God, he’s going to be sick. I had no time to fetch any kind of bowl or container so as to save the carpet before he suddenly doubled over and threw up all over the carpet. He fell to his knees, still gagging, breath like sobs.
I reacted as calmly as I could, something I’m rather good at most of the time, and reached for a towel beside his bed. Once he seemed sure he’d stopped retching he sat all the way on the carpet, struggling for breath, running a sleeve over his mouth.
Hesitant, I knelt next to him, offering him the towel. When he didn’t take it I cleared my throat, only glancing once at his face, his misery seemed to emanate from him, I didn’t have to see his face to know that, but that made this no less difficult.
And here, sitting on the floor next to my master, is a glaring example of what I do wrong, at least where Mr. Bertie Wooster is concerned. If another valet could see me know he’d take everything from my silver tray to my shoe polish and denounce what small title I have.

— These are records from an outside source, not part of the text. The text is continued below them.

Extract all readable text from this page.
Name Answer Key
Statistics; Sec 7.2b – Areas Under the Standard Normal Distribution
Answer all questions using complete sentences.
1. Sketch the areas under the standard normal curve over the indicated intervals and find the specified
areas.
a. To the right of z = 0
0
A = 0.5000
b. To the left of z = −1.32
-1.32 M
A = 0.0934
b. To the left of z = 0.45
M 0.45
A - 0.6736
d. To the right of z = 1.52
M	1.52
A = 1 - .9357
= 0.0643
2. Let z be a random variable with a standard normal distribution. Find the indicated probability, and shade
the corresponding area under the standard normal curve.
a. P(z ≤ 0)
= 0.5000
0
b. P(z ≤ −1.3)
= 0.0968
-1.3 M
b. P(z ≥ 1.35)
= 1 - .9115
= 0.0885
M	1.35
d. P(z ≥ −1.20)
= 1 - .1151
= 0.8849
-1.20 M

Actions, yes, are made pinnacle in our judgments of character but what a different world this would be if thoughts were the betrayer. It’s difficult to lie with ones thoughts though easy to lie through ones actions. My father told me that . . . he said no man can lie to himself forever. He was right.
“Sir,” I said to Mr. Wooster, watching in distress at his continuous use of his sleeve for wiping his mouth, “Perhaps a better rest can be achieved in clean clothes and a clean bed,”
His eyes are closed, mouth open as he took careful breathes. He had his forehead resting on the heel of his hand, elbow propped up on a knee, his other leg bent underneath him.
I watched him, waiting for at least a sign of consent, “Sir?” I asked.
He let his hand fall away from his forehead and his eyes opened but he didn’t look at me, a look of disgust passed over his face as he appeared to attempt swallowing away the bad taste in his mouth, his voice now quiet and ragged, “Don’t hate me,” he said finally, taking a shuddering breath.
I almost nearly lost any composure I'd managed to regain, pausing before saying, “Impossible, sir,” then moved to pull him to his feet.
I cleaned him up as best as I could, enough so he could sleep comfortably, though it would more accurately called passing out. As soon as I got him in bed and pulled the sheets up he wasn’t conscious.
“Good night, sir,” I though he couldn’t hear me.
I don’t know what he’ll remember in the morning.